La maison d’édition marseillaise Le mot et le reste a confié à Philippe Robert (Les Inrockuptibles, Mouvement, Vibrations, Jazz Magazine…) le soin de nous guider dans un parcours atypique à travers le rock et de la pop.

Sélectionner cent-quarante titres est une mission délibérément impossible, mais l’angle d’attaque choisi permet de dresser une carte en empruntant des itinéraires bis, des chemins de traverse, des voies plus marginales, plus “underground”. Une autre histoire, moins glorieuse et surtout moins récupérée par le business des labels, où les choix - classés par ordre alphabétique, couvrent une période de quarante ans, de 1965 à 2005.

Avec la mise en perspective, sur une page, d’un disque (c’est l’âge d’or du LP) et d’un groupe, c’est l’un des plaisirs de ce livre que de revenir sur l’histoire et la sociologie de ces décennies brillantes et contrastées. La réalité et les préoccupations de l’époque envahissent le décor, mais la musique est au centre d’une aventure intense, souvent personnelle, et surtout rebelle, sans que cela ne devienne un alibi. Une fois ce postulat de départ admis, on se laisse conduire, même si on est loin de connaître tous les musiciens cités (Jan Dukes de Grey, Bert Jansch, John Martyn, Vashti Bunyan., James White and the Blacks…) On s’en fera une idée, d’ailleurs, d’après les présentations affûtées de Philippe Robert, qui connaît son affaire. Des pistes nouvelles sont ainsi ouvertes à notre curiosité.

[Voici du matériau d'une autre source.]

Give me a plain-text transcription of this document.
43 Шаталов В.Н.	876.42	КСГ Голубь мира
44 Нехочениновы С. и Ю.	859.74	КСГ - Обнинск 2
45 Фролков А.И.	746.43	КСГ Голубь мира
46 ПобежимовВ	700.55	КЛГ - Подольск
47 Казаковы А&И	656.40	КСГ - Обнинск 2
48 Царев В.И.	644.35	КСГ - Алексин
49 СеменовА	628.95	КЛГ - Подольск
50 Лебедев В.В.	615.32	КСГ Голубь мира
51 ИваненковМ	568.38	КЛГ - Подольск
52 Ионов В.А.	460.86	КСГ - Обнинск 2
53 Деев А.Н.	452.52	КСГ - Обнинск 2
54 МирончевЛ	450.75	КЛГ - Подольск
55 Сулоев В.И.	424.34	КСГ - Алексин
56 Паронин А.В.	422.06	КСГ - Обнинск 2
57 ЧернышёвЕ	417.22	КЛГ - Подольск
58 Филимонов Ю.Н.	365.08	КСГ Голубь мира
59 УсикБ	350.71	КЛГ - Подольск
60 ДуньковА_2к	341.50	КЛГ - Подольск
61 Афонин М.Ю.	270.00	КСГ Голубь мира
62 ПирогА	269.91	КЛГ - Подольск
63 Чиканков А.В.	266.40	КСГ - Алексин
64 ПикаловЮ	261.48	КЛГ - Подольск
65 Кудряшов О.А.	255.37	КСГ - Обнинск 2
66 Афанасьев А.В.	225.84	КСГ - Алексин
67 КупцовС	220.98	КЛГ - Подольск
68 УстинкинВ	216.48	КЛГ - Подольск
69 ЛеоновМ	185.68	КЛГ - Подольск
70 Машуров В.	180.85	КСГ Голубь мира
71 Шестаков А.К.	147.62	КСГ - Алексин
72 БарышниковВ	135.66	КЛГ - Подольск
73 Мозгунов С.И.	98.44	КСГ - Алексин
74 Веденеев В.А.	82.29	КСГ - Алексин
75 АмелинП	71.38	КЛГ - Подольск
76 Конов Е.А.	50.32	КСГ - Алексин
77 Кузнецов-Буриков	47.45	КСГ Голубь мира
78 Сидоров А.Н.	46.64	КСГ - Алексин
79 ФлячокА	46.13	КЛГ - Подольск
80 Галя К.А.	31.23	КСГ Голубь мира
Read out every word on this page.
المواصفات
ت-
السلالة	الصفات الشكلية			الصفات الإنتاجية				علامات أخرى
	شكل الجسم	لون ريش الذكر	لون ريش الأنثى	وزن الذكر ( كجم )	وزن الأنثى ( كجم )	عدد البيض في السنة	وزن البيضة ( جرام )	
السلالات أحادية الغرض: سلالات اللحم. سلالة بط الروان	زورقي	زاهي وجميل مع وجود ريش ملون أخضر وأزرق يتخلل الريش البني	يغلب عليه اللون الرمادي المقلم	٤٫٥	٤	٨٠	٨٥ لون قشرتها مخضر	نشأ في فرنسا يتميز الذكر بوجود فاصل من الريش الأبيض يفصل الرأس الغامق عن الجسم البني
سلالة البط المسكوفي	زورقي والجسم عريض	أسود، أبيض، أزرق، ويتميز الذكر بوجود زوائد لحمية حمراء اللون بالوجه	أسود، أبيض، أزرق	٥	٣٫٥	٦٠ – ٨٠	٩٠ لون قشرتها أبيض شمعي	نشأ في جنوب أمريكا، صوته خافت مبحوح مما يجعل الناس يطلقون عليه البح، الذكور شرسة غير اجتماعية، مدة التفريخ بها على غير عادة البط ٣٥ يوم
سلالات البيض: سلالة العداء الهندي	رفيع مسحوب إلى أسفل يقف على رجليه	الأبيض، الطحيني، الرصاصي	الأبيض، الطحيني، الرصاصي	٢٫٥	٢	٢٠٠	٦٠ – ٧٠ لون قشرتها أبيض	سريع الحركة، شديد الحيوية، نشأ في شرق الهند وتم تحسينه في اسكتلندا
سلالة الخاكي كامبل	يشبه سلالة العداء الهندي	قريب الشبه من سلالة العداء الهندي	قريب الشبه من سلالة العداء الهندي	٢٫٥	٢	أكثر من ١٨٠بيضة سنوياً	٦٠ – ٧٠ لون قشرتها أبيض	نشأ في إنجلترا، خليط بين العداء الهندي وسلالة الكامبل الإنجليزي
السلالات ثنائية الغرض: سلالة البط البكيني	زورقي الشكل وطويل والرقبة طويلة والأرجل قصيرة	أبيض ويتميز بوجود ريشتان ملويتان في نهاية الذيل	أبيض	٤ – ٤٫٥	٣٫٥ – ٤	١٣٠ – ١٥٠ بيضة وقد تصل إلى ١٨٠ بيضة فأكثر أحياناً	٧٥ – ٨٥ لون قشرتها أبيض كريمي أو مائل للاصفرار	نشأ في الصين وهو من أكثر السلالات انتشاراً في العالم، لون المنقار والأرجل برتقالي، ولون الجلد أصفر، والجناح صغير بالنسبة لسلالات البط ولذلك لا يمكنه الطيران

Il n’y a tout de même pas que des inconnus dans cette anthologie : très vite se détachent des bizarres déjantés qui firent aussi parler d’eux depuis les lisières où ils s’étaient réfugiés : David Axelrod, Syd Barrett, Steely Dan, T. Rex, Todd Rundgren, Van der Graaf Generator, Tangerine Dream, Can, Creedence Clearwater Revival, Fairport Convention… En feuilletant cette bible on retrouve des univers inoubliables et des albums emblématiques : Starless and Bible Black de King Crimson, On the Beach de Neil Young (on aurait préféré le formidablement désespéré Tonight’s the Night mais Robert le cite par ailleurs), l’incontournable Rock Bottom de Robert Wyatt, le Kobaïa de Vander & co, le Naked City de John Zorn, un « must » pour tous les amateurs – et ils sont légion – de l’insolent saxophoniste new yorkais. On a même le plaisir (très personnel) de voir resurgir le nom de certaines musiciennes - des femmes, oui, qui ont aussi contribué à la richesse de ces années-là : Joni Mitchell, Annette Peacock, Julie Tippetts, Linda Perhacs, Laura Nyro, Buffy Sainte-Marie (dont on avait aimé, adolescents, la B.O. de Strawberry Statement).

On aura compris que cette sélection pointue s’adresse à ceux qui aiment vraiment, les authentiques fans, les allumés de la première heure, et surtout pas à ceux qui se laissent porter par le courant et acceptent encore de se laisser parquer dans des stades, à des tarifs exorbitants, pour singer les contorsions navrantes de vieilles idoles décrépites.

Cet ouvrage est plus que nécessaire pour comprendre autrement un des formidables mouvements musicaux du XXè siècle, et, finalement, pour reconstituer certains liens, faire que les marges rejoignent aussi leur centre - relier les électrons libres aux groupes volontairement non cités, les stars souvent récupérées mais qui n’ont pas hésité à se brûler les ailes, les Jimi Hendrix, Janis Joplin, Jim Morrisson, Keith Moon, Brian Jones

Notons la préface sensible de Gilles Tordjmann, et une belle bibliographie. Bref une anthologie en tous points recommendable.